Была у Сони Мамоновой с Маней Рачинской и с Мишей. Ездила для того, чтобы уничтожить ту тень, которая, может быть только на мой взгляд, легла между нами. Это очень удалось мне. Мне было очень хорошо с Соней, и хотя я чувствовала, что ей немного помешала в ее хозяйственных делах, но видела, что она искренно была мне рада. Хозяйничают они по-женски в хорошем смысле: входят в мелочи, все аккуратно, прислуга и рабочие хорошо и вовремя оплачены, хорошо накормлены, лошадки сытые. Все очень чисто и довольно скромно. Кучера нет, садовника нет, четыре лошади, которые и возят и работают. Совершенный контраст своим соседям – Осоргиным, у которых имение в тысячи десятин, дом трехэтажный, имение их захватило 10 деревень, которые у них в рабстве и за угодья им убирают хлеб, чинят дороги и т. п. Рабочие у них никогда вовремя не рассчитаны, ходят раз десять просить жалованье, и им то мукой, то еще чем-нибудь выплачивают. Постоянно берут штрафы. Кучер, то есть работник, который нас вез, рассказывал нам про это. Я его спросила:

– Что же, он хороший барин Осоргин?

– Да, он ничего, хороший, только грабит народ. Поймает с порубкой, или кто лыко содрал, так штраф сейчас. За лыко пять рублей берет.

– Что же, управляющий, верно?

– Нет, сам.

Они, Осоргины, считаются одними из самых примерных помещиков. Он – земский начальник, честный человек, женат на княжне Трубецкой, красавице, 5 человек детей, родители живы, все в прекрасных отношениях. Мы подъехали. Старуха покупала ягоды, торгуясь с ребятами. Лиза укладывала детей, отец приехал с обзора хозяйства, сын выбирал старшину – чего же лучше? Но меня ужас взял, когда я подумала, что могла бы попасть в такие условия. В сто раз лучше арестантские роты со вшивыми товарищами.

Хожу на покос. Работаю легко и с удовольствием. Вчера меня оторвали, потому что Ваня заболел и мама, очень испугавшись, послала за мной. Но, кажется, это пустяки, припадок желчной болезни.

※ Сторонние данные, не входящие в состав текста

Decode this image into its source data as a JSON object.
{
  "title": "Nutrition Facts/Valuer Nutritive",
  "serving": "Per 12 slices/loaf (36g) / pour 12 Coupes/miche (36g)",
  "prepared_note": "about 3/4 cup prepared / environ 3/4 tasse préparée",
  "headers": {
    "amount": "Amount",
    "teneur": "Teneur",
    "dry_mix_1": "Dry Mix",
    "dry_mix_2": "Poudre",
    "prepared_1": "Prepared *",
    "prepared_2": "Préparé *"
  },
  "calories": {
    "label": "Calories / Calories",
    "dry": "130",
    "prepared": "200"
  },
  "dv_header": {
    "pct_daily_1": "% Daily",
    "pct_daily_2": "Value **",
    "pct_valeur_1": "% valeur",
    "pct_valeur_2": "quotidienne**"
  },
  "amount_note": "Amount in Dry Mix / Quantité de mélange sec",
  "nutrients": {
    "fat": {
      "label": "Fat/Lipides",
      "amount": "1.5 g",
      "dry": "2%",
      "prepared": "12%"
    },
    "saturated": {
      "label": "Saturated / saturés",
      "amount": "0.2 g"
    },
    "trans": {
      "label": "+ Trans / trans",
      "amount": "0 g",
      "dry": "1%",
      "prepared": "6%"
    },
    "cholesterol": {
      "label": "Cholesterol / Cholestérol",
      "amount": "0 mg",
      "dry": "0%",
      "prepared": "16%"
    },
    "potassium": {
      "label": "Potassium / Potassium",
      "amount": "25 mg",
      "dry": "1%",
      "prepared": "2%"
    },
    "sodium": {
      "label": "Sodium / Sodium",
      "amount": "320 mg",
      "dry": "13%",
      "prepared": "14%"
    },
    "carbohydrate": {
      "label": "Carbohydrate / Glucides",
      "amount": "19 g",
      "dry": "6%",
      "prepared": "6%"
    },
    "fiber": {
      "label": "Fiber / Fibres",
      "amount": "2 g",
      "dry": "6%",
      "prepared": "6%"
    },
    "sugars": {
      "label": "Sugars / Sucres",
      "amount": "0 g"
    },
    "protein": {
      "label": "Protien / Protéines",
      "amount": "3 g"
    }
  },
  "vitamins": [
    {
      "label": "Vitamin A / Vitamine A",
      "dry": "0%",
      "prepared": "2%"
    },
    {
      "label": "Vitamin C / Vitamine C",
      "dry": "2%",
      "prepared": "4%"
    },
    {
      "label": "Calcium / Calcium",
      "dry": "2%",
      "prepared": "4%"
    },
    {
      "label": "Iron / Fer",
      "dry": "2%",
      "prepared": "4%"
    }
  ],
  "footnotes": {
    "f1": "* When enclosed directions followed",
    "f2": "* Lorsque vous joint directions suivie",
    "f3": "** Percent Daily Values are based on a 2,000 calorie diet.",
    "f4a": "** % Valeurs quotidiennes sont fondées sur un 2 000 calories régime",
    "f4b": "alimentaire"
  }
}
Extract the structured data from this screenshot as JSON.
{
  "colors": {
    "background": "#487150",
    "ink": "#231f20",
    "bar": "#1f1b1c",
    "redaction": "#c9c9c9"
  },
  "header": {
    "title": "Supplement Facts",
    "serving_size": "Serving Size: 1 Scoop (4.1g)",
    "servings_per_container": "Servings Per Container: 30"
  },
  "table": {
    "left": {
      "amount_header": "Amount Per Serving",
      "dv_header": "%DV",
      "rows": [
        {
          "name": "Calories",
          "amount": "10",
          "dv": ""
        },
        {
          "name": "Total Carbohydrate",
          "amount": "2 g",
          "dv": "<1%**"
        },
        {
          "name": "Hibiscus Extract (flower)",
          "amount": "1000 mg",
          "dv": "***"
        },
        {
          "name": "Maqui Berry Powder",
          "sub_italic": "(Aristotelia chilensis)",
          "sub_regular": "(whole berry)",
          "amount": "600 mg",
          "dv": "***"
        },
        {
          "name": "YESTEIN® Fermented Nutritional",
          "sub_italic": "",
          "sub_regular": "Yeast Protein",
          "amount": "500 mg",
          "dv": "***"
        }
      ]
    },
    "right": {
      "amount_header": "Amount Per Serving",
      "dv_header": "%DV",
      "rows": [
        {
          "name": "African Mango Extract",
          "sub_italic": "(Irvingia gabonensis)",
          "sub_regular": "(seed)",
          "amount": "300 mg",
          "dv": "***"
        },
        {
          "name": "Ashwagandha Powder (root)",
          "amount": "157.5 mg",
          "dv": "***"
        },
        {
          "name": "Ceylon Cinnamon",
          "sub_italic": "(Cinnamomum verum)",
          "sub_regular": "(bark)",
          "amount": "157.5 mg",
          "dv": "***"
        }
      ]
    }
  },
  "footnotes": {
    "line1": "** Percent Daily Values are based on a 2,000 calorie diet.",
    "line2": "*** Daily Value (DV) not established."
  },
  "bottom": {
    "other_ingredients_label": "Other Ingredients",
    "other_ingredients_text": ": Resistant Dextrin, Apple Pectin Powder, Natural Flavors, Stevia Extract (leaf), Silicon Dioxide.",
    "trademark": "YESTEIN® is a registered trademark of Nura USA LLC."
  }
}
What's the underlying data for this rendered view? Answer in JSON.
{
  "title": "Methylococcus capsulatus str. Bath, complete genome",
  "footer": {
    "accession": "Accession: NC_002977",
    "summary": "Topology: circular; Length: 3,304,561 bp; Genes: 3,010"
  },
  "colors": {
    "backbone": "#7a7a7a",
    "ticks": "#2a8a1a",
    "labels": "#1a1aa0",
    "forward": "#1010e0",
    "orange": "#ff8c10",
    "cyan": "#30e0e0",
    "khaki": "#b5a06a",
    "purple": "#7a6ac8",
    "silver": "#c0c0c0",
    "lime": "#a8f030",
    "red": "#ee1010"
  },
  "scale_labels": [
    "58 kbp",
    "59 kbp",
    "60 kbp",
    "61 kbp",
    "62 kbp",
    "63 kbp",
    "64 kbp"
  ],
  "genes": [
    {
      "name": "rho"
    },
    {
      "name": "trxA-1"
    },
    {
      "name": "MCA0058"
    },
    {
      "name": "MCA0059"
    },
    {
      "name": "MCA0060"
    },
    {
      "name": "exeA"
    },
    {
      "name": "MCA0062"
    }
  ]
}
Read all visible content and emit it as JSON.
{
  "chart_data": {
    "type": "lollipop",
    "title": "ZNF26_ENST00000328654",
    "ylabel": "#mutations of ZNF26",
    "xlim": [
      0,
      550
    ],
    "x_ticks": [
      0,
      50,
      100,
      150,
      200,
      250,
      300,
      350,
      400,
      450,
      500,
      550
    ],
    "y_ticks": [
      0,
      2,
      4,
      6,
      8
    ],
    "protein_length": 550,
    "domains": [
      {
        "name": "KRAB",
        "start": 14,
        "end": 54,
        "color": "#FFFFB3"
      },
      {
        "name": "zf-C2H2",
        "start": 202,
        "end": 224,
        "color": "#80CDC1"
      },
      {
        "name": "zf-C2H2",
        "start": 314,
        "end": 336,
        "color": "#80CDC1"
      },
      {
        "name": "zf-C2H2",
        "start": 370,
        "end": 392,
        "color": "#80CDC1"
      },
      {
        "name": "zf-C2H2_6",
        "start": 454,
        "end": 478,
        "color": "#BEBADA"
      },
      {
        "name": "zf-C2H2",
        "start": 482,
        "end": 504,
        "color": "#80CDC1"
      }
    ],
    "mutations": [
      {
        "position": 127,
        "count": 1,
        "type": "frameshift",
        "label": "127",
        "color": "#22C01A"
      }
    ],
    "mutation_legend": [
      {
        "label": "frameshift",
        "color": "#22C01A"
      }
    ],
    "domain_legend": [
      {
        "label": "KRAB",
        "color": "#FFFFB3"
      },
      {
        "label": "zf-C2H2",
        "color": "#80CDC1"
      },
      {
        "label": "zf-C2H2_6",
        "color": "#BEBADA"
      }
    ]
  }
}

Андрюша очень плох: совсем ошалел, бегает по деревне и, вероятно, у него завелась какая-нибудь история. Он очень охотно и много со мной говорит, но сути не рассказывает, только говорит, что ему трудно и тяжело. Я боюсь его оттолкнуть, если буду постоянно ему говорить нравоучения, тем более что он знает все, что я ему могу сказать. На днях я уезжала в Тулу, и когда я приехала, он мне сказал, что я очень ему была нужна, но не сказал зачем 35.